Spear-Phishing

Your public profile is their attack playbook.

What Is Spear-Phishing?

Ein Konferenzvortrag. Eine schmeichelhafte Folge-E-Mail von einem bewundernden Teilnehmer. Ein Link zu einem Kollaborationsportal mit Ihren Sitzungsaufzeichnungen. Alles wird überprüft. Ihr Vortragstitel, der Name Ihres Kollegen, Ihr aktuelles Projekt. Aber jedes Detail wurde einem einzigen LinkedIn-Beitrag entnommen. In dieser Simulation schlüpfen Sie in die Rolle eines Senior Product Analyst, der kürzlich auf einer Branchenkonferenz sprach. Sie erhalten eine E-Mail mit spezifischen Details zu Ihrer Präsentation und Ihrem Team. Der Ton des Absenders ist professionell und höflich. Das Kollaborationsportal sieht elegant und legitim aus. Nichts löst die üblichen Warnsignale aus. Das ist der Punkt. Spear-Phishing funktioniert, weil Angreifer Zeit in die Aufklärung investieren. Laut Barracuda Networks macht Spear-Phishing nur 0,1 % aller E-Mail-Angriffe aus, ist aber für 66 % aller Verstöße verantwortlich. Dabei handelt es sich nicht um massenhaft verbreitete E-Mails von nigerianischen Prinzen. Es handelt sich um chirurgische Eingriffe, die auf öffentlich zugänglichen Informationen basieren. Sie können genau verfolgen, wie ein Angreifer von einem Social-Media-Beitrag zu einer vollständig personalisierten Phishing-E-Mail übergeht. Sie prüfen URLs, analysieren Absender-Header und üben die Überprüfung von Kontakten über Kanäle, die der Angreifer nicht kontrolliert. Am Ende werden Sie verstehen, warum Ihre berufliche Sichtbarkeit sowohl ein Gewinn für Ihre Karriere als auch eine Angriffsfläche ist.

What You'll Learn in Spear-Phishing

Spear-Phishing — Training Steps

  1. Ein produktiver Morgen

    Letzte Woche hielt Alice ihren ersten großen Konferenzvortrag auf dem TechForward Summit 2026. Sie sprach über Echtzeit-Bedrohungsinformationen für Fintech und der Vortrag war ein Erfolg. Sie hat darüber auf LinkedIn gepostet und das Engagement war unglaublich.

  2. Überprüfen Sie den Buzz

    Alice ist gespannt, wie ihr LinkedOut-Beitrag über die Konferenz ankommt. Sie öffnet ihren Browser, um die Verlobung zu überprüfen.

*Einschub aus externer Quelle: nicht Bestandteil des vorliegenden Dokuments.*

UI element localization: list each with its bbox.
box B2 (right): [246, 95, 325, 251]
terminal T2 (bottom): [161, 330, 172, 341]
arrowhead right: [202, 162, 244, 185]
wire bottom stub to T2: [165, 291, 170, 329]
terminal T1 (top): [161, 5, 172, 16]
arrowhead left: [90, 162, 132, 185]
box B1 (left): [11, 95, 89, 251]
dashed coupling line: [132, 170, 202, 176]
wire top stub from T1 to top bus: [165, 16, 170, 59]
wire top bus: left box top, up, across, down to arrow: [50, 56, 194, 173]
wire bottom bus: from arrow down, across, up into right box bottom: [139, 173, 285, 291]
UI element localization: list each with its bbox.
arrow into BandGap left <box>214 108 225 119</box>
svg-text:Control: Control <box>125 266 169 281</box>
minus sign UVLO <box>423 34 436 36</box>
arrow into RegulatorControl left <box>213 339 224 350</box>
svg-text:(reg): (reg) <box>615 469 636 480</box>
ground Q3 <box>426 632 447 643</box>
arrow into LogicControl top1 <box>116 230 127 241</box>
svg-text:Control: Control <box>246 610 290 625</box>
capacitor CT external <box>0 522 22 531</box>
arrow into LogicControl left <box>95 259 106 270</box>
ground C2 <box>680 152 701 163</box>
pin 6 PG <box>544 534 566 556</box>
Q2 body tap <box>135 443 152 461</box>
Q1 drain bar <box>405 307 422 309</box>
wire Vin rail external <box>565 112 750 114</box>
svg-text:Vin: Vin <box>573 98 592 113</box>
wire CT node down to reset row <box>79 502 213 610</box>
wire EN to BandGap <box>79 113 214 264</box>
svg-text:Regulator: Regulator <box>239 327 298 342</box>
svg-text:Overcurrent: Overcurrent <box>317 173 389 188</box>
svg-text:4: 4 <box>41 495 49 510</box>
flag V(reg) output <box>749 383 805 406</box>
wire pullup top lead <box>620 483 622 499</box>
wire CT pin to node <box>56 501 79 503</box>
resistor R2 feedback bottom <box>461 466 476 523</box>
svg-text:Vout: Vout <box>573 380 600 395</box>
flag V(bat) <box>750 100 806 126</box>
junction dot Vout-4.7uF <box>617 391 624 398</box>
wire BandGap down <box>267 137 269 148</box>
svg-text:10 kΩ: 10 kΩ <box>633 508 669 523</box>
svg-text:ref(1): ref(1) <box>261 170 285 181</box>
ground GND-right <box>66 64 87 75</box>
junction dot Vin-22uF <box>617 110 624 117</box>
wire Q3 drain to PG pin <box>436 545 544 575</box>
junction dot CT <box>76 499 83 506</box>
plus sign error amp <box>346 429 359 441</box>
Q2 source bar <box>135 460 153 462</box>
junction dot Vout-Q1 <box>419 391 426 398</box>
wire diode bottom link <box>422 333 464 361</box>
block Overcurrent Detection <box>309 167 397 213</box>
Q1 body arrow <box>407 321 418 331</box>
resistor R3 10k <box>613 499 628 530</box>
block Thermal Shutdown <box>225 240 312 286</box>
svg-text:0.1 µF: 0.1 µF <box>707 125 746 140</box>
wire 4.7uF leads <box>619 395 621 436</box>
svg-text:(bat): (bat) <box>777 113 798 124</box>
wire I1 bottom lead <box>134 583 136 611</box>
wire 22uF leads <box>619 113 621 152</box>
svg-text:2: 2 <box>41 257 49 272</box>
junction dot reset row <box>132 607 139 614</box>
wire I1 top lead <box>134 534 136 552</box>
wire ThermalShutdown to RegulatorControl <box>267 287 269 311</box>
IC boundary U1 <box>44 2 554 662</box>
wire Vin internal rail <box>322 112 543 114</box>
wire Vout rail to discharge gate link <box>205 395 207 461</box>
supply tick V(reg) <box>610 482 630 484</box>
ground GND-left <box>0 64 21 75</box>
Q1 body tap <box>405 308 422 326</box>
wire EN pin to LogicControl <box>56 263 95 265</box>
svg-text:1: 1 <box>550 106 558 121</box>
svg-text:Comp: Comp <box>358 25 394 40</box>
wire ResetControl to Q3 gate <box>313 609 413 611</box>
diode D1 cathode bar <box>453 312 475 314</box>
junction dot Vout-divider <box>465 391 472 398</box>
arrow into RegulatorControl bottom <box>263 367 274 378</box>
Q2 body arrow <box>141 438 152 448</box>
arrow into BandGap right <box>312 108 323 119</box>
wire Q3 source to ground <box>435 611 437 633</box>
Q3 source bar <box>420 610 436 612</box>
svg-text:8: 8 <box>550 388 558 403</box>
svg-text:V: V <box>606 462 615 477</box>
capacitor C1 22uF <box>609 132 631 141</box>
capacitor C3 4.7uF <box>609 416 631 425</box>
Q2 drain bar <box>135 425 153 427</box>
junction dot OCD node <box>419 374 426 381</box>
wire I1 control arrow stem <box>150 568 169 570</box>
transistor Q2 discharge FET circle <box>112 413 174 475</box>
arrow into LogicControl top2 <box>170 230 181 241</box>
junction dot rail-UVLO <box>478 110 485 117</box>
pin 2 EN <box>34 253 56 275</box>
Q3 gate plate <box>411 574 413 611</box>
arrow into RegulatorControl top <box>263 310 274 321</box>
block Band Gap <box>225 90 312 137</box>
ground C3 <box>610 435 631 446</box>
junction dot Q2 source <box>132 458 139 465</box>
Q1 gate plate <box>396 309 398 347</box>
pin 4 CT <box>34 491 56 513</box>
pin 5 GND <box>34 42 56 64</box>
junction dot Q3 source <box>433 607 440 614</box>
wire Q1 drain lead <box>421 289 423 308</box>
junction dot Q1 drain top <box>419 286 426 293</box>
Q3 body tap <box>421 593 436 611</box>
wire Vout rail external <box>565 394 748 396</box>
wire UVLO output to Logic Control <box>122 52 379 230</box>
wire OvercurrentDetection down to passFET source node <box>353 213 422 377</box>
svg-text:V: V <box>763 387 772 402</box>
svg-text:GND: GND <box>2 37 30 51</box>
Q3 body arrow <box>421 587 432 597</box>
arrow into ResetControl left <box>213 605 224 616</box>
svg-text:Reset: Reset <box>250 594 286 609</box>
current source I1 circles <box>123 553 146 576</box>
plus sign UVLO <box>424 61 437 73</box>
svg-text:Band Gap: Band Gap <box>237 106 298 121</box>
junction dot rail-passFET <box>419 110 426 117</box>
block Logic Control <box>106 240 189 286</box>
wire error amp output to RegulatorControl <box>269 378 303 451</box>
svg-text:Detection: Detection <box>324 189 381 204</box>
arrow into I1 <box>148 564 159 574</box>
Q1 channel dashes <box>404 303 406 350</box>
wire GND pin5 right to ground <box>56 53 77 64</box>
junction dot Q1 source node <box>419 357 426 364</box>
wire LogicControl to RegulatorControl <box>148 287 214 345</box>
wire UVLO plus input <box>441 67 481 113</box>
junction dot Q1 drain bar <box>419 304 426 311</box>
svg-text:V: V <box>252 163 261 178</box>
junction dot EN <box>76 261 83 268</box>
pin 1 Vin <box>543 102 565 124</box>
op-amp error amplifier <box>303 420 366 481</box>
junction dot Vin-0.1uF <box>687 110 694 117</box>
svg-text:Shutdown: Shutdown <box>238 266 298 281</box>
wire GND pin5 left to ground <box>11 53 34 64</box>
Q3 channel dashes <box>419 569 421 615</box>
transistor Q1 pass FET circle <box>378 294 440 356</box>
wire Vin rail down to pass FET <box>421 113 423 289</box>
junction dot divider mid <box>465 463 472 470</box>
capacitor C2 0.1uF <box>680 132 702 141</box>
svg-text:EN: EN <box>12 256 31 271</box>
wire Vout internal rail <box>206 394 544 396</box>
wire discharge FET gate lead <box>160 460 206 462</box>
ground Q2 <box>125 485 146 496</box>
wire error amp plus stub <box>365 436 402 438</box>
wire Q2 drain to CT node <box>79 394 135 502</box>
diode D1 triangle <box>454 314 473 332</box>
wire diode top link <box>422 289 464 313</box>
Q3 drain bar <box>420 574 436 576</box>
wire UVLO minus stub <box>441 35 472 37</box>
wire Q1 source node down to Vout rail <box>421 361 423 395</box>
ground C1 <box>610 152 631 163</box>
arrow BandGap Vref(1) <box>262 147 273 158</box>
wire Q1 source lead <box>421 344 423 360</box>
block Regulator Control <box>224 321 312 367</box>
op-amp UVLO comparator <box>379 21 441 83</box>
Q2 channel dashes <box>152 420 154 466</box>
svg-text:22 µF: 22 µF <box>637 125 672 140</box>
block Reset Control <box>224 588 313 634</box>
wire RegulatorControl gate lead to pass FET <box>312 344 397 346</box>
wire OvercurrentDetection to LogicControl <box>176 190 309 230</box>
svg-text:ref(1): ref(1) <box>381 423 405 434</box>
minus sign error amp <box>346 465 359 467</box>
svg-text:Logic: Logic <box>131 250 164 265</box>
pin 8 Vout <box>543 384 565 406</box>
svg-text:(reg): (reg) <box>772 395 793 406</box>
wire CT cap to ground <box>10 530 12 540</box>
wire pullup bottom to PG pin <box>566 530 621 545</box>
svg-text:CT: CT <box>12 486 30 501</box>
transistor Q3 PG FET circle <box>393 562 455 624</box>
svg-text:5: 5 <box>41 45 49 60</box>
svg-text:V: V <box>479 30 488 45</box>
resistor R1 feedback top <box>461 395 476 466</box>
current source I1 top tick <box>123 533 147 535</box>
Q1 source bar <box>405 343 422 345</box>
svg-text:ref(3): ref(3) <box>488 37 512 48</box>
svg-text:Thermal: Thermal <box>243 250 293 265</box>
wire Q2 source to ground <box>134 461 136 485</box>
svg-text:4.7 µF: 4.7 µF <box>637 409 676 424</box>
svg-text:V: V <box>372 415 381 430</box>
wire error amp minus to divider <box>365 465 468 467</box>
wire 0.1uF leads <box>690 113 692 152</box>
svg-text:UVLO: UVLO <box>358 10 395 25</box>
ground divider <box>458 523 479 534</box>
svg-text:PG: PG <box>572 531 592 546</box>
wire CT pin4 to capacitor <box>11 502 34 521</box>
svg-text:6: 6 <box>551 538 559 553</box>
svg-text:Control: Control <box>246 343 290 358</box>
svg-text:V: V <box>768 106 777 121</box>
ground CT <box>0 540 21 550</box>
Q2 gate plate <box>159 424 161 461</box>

  3. Der Beitrag, mit dem alles begann

    Der Beitrag hat ein beeindruckendes Engagement hervorgerufen – über 200 Reaktionen und Dutzende Kommentare von Branchenkollegen. Alice ist stolz auf die professionelle Sichtbarkeit.

  4. Eine schmeichelhafte E-Mail

    Es kommt eine neue E-Mail von Kevin Park, Solutions Director bei Nexelion Partners. Er sagt, er habe Alices Vortrag auf dem TechForward Summit besucht und wolle die Möglichkeit einer Partnerschaft besprechen.

  5. Die persönliche Note

    Die E-Mail ist beeindruckend konkret. Kevin verweist auf Alices Vortragstitel, nennt Marcus namentlich und weiß sogar von Project Sentinel. Er behauptet, mit Marcus am Networking-Mixer gesprochen zu haben. Alice fühlt sich geschmeichelt. Ein Solutions Director einer Partnerfirma hat ihr Gespräch gesehen und möchte mit ihr zusammenarbeiten. Sie beschließt, sich die geteilten Materialien anzusehen.

  6. Das Kollaborationsportal

    Der Link öffnet das scheinbare Dokument-Sharing-Portal von Nexelion Partners. Um auf die freigegebenen Dateien zuzugreifen, muss sich Alice mit ihrer geschäftlichen E-Mail-Adresse anmelden.

  7. Etwas ist schief gelaufen

    Anstelle der freigegebenen Dokumente zeigt das Portal eine Fehlermeldung an, dass die Sitzung abgelaufen sei. Alice tut es als vorübergehenden Fehler ab und widmet sich wieder ihrer anderen Arbeit.

  8. Wissenscheck

    Bevor wir fortfahren, lassen Sie uns darüber nachdenken, was gerade passiert ist.

  9. Sicherheitswarnung

    Drei Tage sind vergangen. Alice erhält eine dringende E-Mail vom Prismwave Security Operations Center. Ihr Konto wurde kompromittiert.

  10. Ermittlungsportal

    Alice muss den Untersuchungsbericht prüfen, um das volle Ausmaß des Verstoßes zu verstehen.